En tiempos pretéritos, la RMP era de tipo unidireccional, pues el facultativo desempeñaba un papel predominante sobre un enfermo supuestamente desvalido. El médico decidía de forma aislada el tratamiento a seguir sin consultar con el paciente al considerarlo como una persona débil tanto física como moralmente. Este modelo exigía obediencia y confianza en el facultativo, el cual debía tener la suficiente autoridad para cumplir con el deber de buscar el máximo beneficio objetivo sobre el enfermo. A este deber se le llama actualmente «principio de beneficencia» y constituye la esencia del modelo «paternalista», en el cual el objetivo es la búsqueda del bien de otra persona desde un nivel de preeminencia que permite la omisión del otro4.

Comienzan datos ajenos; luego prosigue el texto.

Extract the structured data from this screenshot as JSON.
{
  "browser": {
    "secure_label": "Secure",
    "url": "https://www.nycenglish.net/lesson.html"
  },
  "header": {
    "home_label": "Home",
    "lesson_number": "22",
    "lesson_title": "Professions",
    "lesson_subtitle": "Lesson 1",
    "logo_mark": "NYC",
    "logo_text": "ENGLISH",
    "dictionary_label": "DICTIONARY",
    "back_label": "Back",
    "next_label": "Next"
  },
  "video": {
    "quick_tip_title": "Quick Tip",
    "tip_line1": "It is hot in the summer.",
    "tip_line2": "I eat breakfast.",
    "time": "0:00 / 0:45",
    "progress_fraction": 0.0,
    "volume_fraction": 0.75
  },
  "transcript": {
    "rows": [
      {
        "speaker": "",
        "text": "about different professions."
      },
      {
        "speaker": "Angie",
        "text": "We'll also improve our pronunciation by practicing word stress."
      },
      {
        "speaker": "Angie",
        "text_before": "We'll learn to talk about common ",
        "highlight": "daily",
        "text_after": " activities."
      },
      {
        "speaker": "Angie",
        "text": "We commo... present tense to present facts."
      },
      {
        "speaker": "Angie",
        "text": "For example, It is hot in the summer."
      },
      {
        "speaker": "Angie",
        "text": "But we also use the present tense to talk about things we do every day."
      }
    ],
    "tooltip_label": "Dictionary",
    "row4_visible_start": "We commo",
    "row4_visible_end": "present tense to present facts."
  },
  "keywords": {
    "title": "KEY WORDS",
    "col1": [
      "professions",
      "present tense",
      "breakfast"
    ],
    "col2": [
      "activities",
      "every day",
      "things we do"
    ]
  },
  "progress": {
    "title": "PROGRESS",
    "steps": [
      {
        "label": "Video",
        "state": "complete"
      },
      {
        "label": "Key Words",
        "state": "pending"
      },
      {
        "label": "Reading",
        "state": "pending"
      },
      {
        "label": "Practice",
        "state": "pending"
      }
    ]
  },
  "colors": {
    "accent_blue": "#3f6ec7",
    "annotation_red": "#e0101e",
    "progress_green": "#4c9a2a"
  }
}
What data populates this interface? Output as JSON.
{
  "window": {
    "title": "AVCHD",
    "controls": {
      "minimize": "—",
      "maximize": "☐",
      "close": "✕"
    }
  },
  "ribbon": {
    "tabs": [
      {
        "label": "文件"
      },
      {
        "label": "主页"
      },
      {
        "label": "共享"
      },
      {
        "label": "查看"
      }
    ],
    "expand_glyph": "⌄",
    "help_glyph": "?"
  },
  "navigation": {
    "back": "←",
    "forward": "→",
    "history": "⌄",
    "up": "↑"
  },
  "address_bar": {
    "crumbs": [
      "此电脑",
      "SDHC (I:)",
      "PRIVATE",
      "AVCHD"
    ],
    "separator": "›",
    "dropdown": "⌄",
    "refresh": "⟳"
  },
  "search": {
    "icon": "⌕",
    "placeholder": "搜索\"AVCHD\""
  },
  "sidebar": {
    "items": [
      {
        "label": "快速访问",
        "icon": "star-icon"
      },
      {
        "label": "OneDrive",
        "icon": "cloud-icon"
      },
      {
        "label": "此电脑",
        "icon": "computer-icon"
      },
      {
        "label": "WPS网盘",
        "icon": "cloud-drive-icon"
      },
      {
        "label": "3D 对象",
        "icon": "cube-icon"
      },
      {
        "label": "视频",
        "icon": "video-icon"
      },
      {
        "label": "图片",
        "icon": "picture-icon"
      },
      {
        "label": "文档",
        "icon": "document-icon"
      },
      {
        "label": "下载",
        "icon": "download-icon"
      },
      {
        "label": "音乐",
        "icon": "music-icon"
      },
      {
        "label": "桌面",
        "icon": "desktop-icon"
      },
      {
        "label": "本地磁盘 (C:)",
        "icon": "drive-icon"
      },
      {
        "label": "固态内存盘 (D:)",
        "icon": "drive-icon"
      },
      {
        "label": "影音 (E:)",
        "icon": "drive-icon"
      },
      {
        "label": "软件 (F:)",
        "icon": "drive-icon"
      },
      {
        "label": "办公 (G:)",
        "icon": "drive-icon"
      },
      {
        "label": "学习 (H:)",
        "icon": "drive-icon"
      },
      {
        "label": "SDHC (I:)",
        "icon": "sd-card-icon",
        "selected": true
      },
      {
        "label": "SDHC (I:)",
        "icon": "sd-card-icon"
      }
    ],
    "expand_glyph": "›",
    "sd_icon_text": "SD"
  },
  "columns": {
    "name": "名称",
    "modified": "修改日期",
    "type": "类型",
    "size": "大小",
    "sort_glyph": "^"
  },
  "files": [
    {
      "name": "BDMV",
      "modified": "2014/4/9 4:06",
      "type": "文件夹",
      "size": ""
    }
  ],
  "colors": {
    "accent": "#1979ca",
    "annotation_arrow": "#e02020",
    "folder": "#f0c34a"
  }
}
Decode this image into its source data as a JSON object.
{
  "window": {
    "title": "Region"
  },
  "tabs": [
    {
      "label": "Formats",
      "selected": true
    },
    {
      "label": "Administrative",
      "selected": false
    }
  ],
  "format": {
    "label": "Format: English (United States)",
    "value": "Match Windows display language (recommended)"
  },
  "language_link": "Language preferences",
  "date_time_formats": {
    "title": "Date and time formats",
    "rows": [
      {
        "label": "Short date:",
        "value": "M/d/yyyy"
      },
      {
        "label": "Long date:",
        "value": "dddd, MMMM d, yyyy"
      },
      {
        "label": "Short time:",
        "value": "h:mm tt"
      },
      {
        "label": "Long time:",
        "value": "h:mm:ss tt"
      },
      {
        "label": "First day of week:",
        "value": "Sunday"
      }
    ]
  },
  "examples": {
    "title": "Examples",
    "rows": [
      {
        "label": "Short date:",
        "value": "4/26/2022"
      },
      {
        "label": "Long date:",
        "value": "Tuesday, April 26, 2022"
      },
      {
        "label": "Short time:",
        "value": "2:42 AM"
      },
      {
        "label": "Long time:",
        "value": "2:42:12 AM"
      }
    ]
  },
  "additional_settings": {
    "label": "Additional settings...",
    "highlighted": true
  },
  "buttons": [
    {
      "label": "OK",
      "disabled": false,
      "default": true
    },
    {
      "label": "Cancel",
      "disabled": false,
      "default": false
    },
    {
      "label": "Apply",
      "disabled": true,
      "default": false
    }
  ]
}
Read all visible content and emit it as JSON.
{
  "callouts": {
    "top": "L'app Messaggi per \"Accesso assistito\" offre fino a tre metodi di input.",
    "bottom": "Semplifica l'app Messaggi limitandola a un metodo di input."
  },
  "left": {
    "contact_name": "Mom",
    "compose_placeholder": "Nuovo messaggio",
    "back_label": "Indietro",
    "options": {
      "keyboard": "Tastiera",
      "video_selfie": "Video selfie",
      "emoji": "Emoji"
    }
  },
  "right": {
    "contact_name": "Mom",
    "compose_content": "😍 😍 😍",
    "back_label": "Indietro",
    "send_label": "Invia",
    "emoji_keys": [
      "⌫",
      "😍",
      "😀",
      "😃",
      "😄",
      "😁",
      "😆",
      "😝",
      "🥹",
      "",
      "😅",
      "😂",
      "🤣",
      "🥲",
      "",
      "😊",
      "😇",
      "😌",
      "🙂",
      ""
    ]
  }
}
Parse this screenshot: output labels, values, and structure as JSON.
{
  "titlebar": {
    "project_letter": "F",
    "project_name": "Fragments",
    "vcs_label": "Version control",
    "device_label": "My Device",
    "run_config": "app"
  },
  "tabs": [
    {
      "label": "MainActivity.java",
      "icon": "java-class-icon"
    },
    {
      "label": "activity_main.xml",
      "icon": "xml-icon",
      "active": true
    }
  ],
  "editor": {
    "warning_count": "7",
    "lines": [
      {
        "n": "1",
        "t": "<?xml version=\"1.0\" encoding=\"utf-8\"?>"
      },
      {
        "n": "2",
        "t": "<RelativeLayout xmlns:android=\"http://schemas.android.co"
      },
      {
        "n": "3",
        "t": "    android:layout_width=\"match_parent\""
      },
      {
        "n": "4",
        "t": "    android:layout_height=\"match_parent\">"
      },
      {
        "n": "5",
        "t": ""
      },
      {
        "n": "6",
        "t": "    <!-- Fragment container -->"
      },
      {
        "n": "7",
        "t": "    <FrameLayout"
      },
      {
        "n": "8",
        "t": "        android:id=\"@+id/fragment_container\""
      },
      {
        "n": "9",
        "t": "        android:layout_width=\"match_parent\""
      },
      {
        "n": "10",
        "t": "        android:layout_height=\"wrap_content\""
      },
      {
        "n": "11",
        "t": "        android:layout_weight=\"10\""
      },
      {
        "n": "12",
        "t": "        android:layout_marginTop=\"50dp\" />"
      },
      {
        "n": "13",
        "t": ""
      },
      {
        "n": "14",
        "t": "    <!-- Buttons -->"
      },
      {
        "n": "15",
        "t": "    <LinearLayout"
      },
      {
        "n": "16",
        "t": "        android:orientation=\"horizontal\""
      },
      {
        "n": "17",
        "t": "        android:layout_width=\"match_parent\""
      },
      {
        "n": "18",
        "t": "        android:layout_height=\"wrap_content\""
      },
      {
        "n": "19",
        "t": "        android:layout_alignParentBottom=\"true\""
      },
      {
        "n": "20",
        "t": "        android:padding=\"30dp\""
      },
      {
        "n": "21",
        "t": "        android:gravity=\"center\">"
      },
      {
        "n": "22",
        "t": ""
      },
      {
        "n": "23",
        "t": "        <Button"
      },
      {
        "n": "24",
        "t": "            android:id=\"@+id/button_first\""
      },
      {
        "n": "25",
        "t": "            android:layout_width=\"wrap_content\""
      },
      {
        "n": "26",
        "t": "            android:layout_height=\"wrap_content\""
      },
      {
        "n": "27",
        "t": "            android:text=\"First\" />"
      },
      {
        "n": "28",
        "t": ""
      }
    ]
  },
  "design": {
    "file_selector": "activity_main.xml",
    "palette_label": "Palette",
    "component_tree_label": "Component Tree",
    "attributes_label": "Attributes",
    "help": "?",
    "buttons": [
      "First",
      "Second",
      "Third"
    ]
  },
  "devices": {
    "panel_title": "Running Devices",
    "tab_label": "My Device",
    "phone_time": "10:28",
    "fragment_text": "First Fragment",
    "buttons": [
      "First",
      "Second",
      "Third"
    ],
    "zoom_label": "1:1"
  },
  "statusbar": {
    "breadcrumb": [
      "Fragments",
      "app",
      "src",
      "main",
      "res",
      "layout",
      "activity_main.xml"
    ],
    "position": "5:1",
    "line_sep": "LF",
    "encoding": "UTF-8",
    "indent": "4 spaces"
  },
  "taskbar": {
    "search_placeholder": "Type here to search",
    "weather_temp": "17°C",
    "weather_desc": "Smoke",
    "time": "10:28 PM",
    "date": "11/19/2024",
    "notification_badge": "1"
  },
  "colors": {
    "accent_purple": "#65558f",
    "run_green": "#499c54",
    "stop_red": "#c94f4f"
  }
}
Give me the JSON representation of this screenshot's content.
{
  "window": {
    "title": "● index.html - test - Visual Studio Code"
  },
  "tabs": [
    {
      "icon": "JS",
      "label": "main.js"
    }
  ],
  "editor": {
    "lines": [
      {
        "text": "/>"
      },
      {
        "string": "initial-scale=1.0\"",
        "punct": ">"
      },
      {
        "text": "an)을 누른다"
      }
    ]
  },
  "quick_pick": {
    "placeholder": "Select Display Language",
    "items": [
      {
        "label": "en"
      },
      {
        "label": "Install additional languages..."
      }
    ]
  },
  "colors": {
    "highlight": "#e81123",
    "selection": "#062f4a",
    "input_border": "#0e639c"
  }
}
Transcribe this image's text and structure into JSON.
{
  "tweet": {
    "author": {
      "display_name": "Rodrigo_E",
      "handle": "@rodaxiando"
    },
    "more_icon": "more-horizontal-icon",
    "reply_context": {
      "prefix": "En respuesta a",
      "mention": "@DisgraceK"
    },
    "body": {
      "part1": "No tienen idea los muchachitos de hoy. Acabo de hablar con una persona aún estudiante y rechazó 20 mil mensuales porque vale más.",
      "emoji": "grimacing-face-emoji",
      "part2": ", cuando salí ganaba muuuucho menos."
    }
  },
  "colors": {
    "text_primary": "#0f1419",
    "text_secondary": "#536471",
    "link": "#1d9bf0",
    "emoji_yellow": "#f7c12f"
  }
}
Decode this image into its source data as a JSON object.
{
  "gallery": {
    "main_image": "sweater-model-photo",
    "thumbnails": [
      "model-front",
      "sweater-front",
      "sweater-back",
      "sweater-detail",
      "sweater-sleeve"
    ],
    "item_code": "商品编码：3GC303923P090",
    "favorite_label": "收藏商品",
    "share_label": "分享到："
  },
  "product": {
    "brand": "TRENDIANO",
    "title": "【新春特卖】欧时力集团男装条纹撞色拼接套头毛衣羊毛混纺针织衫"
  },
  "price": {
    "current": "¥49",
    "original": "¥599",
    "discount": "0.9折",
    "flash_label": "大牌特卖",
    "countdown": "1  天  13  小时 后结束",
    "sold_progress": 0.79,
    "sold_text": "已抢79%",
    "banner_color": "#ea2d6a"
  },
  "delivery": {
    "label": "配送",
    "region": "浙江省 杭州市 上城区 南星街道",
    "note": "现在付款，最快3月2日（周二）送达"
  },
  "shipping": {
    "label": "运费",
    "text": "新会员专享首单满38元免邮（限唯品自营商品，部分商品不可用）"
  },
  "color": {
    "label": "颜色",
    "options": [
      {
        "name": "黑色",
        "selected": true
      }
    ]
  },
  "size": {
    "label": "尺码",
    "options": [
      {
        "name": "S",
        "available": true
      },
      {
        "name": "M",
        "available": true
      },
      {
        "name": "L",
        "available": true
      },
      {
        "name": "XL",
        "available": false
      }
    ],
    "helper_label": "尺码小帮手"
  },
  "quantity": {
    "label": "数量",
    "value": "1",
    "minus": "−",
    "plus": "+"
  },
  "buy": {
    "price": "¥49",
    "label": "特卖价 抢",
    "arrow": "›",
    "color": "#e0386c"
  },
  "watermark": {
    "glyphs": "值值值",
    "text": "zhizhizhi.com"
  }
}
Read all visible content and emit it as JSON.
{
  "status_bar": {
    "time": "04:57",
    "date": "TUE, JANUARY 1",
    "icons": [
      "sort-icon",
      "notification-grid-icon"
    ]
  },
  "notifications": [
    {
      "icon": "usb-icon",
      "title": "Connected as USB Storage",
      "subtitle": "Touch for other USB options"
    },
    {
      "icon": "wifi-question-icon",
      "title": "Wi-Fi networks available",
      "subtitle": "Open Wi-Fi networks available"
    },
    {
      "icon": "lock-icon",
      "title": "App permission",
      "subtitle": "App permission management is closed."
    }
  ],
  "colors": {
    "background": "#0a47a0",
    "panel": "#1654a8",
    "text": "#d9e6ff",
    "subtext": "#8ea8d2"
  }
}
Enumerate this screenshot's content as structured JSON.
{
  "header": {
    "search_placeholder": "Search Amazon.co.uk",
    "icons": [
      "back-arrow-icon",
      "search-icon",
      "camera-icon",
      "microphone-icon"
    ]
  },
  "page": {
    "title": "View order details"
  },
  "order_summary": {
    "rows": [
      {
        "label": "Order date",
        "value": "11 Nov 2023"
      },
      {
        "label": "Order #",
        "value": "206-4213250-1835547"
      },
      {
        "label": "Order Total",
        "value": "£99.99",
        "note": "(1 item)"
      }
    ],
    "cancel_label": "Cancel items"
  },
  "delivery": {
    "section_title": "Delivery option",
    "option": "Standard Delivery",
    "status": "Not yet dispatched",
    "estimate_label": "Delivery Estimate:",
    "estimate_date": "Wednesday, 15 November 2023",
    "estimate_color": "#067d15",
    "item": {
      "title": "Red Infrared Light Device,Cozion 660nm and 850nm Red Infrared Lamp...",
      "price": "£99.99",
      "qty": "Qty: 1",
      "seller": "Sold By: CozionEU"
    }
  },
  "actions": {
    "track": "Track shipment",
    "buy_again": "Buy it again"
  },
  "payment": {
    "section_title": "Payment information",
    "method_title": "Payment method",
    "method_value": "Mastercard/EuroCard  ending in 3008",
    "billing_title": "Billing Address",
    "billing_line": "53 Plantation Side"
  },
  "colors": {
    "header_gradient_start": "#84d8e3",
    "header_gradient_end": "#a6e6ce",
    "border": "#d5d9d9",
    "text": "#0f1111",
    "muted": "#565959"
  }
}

En el momento actual, el enfermo espera que se respeten sus derechos y su autonomía para decidir, solicitando al facultativo la adecuada competencia técnica para solucionar sus aspiraciones y deseos. Hoy día, el CI representa el principio de autonomía del paciente, la base moral de la doctrina del mismo. Dicho principio de autonomía implica la consideración del paciente como un sujeto autónomo con derecho a decidir si una determinada intervención le resulta adecuada aun cuando su propia vida corra riesgo, siendo obligación del facultativo no interferir en sus decisiones, limitándose a apoyar al paciente en su elección. Este concepto ha sido englobado en el CI, que actualmente no solo se ha convertido en una figura clave del mundo sanitario, sino que se encuentra positivizado en el ordenamiento jurídico, siendo considerado como un derecho humano, un imperativo ético y una exigencia legal5.
Es por ello que el CI representa el elemento más trascendente en la nueva RMP, garante de la autonomía del paciente y por tanto de una mejora de la calidad asistencial. Sin embargo, en la práctica clínica, el principal error con respecto del mismo constituye su identificación con un simple «documento legal» que impide su consideración por parte del facultativo como un elemento clave del proceso asistencial, en el cual la firma para su autorización por parte del paciente constituye el último eslabón de una cadena formada en primera instancia por el proceso informativo y finalmente por la deliberación conjunta con el paciente. De hecho, en el contexto de la autodeterminación y libre desarrollo de la personalidad, el CI debe entenderse como un proceso gradual dentro de la relación sanitario-usuario, en virtud del cual el sujeto competente y capaz recibe del profesional la información adecuada, en términos comprensibles, que le capacita para participar de forma voluntaria, consistente y activa en la toma de decisiones respecto del diagnóstico y tratamiento de su enfermedad. Igualmente, el CI representa una declaración de voluntad efectuada por un paciente, quien tras recibir una adecuada información referida a su dolencia, al procedimiento o intervención que se le propone como médicamente aconsejable decide prestar su conformidad y someterse al mismo6.
El respeto de los valores éticos en la práctica asistencial precisa no solamente del cumplimiento de los deberes jurídicos, sino que requiere de una actitud médica en la cual el CI representa un instrumento para que el paciente sea dueño efectivo de su destino, con respeto a su dignidad personal, proporcionándole información completa, veraz y adecuada acerca de su dolencia, los posibles tratamientos a seguir y las consecuencias positivas y negativas de los mismos7.
Así pues, el documento del CI representa una garantía de mínimos, pero solo una buena práctica clínica, una actitud adecuada y una buena interacción entre el médico y el paciente pueden finalmente garantizar los derechos de este último, y de este modo asegurar una garantía de la calidad asistencial.